Herpes simplex encephalitis
Herpes simplex virus (HSV) encephalitis is the most common cause of fatal sporadic fulminant necrotising viral encephalitis, usually due to HSV-1 in most patients and HSV-2 in the remainder. HSV encephalitis manifests as a bilateral asymmetrical involvement of the limbic system, medial temporal lobes, insular cortices and inferolateral frontal lobes. The basal ganglia are typically spared, helping to distinguish it from a middle cerebral artery stroke. DWI is known to be more sensitive than T2-weighted images to highlight the parenchymal lesions and shows restricted diffusion due to cytotoxic oedema at the acute phase.

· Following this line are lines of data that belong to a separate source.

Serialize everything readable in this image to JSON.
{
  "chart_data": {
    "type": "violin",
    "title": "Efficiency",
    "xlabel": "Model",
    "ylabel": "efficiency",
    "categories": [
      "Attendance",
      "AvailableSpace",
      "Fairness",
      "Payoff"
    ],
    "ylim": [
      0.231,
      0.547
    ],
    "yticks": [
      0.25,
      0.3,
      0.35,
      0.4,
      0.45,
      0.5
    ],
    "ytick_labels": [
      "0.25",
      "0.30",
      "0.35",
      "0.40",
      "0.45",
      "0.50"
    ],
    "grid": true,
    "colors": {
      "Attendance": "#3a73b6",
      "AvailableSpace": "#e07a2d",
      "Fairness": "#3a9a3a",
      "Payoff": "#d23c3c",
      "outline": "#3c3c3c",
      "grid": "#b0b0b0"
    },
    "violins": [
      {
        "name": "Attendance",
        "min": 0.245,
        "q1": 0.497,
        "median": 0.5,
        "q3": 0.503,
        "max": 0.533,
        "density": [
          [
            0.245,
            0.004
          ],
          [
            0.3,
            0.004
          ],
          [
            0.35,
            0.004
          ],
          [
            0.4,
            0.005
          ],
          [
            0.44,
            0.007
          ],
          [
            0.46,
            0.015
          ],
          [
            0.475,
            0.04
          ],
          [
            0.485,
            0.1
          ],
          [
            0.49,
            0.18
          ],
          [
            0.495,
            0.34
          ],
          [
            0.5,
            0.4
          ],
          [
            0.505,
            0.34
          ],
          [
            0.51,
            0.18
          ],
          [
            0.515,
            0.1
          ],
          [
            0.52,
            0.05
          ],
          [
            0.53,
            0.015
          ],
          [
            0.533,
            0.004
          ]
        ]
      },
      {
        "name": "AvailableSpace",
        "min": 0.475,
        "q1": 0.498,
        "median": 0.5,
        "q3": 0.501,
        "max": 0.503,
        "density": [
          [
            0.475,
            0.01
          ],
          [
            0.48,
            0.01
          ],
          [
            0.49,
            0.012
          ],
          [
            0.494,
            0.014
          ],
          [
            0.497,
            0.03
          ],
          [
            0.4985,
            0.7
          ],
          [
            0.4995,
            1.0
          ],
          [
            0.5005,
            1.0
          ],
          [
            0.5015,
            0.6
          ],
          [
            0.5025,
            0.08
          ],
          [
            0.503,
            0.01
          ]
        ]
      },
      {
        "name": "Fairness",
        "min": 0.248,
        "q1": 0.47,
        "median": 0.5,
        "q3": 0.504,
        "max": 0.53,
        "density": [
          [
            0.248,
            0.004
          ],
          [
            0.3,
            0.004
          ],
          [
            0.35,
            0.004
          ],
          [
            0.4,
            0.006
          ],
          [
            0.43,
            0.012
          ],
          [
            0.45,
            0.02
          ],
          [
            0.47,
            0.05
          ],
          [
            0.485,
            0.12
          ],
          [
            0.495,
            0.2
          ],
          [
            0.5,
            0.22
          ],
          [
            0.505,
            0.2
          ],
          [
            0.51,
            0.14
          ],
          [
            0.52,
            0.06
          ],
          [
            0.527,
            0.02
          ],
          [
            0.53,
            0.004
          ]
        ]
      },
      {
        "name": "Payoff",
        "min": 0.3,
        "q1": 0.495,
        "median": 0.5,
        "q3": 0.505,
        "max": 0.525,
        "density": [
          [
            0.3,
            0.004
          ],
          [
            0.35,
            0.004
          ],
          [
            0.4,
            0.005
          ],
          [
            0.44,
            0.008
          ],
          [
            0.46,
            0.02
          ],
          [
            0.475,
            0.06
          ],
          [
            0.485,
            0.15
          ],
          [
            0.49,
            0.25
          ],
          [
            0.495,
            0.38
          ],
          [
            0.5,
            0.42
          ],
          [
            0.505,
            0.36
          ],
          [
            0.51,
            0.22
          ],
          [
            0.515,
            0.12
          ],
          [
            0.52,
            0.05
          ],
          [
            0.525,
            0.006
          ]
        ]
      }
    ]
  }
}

A lesion involving only a single medial temporal lobe could be mistaken for a middle cerebral artery stroke; in that case, the anterior aspect of the parahippocampal gyrus, called the uncus, is spared, this small area being supplied by the anterior choroidal artery (Fig. 11). The lesions are hyperintense on T2-WI and FLAIR. T2-GRE or SWI may demonstrate blooming if the HSV encephalitis is haemorrhagic. Additionally, contrast-enhanced T1-WI may highlight gadolinium uptake with gyral enhancement due to the breakdown of the blood–brain barrier or with leptomeningeal enhancement related to the associated meningitis.